Die Anfechtung des Urteils eines Geschworenengerichts mittels Rechts- oder Subsumtionsrüge (§ 345 Abs 1 Z 11 und 12 StPO) setzt einen Vergleich der im Wahrspruch der Geschworenen enthaltenen und damit festgestellten Tatsachen mit dem darauf angewendeten Strafgesetz voraus. Dabei muss an den durch den Wahrspruch festgestellten Tatsachen festgehalten und aus dem Wahrspruch selbst ein Rechtsirrtum nachgewiesen werden, wobei ein Rückgriff auf im Wahrspruch nicht festgestellte (angebliche) Ergebnisse des Beweisverfahrens ausgeschlossen ist (RIS-Justiz RS0101089, RS0101485, RS0101527).

Soweit die Rüge einen Tatvorsatz in Abrede stellt, nimmt sie nicht am Wahrspruch Maß, der die erforderliche subjektive Tatseite unmissverständlich zum Ausdruck bringt, weil zufolge § 7 Abs 1 StGB nur vorsätzliches Handeln strafbar ist, wenn das Gesetz nichts anderes bestimmt (RIS-Justiz RS0089093, RS0113270).

Indem der Beschwerdeführer auch im Rahmen der Rechtsrüge (Z 11 lit a) den Bedeutungsinhalt isoliert herausgegriffener Teile eigenständig interpretiert und davon ausgehend die Tatbildlichkeit dieser Textpassagen verneint, verfehlt er den in den festgestellten Tatsachen des gesamten Wahrspruchs der Geschworenen gelegenen gesetzlichen Bezugspunkt dieses materiellen Nichtigkeitsgrundes (RIS-Justiz RS0101476).
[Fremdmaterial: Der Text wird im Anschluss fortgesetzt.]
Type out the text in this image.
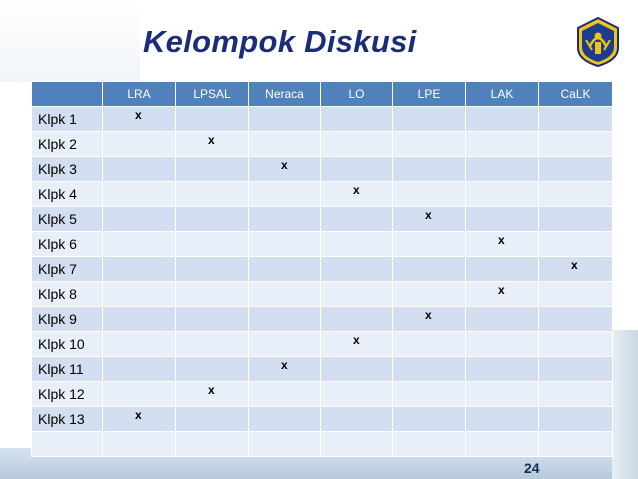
Kelompok Diskusi
	LRA	LPSAL	Neraca	LO	LPE	LAK	CaLK
Klpk 1	x						
Klpk 2		x					
Klpk 3			x				
Klpk 4				x			
Klpk 5					x		
Klpk 6						x	
Klpk 7							x
Klpk 8						x	
Klpk 9					x		
Klpk 10				x			
Klpk 11			x				
Klpk 12		x					
Klpk 13	x						

24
Der Einwand, der verfahrensgegenständliche Sachverhalt sei nicht geeignet, eine Betätigung im nationalsozialistischen Sinn darzustellen, übersieht, dass die Beurteilung der Sachverhaltsgrundlagen des normativen Tatbestandsmerkmals „nationalsozialistisch“ (einschließlich des Bedeutungsinhalts einer Äußerung, Handlung oder Textstelle) auf der Feststellungsebene angesiedelt und somit den Geschworenen vorbehalten ist. Bejahen diese die Schuldfrage, ist davon auszugehen, dass sie eben jene Voraussetzungen als erwiesen angenommen haben, aufgrund derer das zu beurteilende Sachverhaltselement dem normativen Tatbestandsmerkmal „nationalsozialistisch“ entspricht, sodass (auch) dessen Bejahung einer Anfechtung mit Rechts- oder Subsumtionsrüge entzogen ist (RIS-Justiz RS0119234; Lässig in WK² VG § 3g Rz 17).

Die Nichtigkeitsbeschwerde war daher bereits bei nichtöffentlicher Beratung sofort zurückzuweisen (§§ 344, 285d Abs 1 StPO), woraus sich die Zuständigkeit des Oberlandesgerichts zur Entscheidung über die Berufung ergibt (§§ 285i, 344 StPO).

Die Kostenentscheidung gründet sich auf § 390a Abs 1 StPO.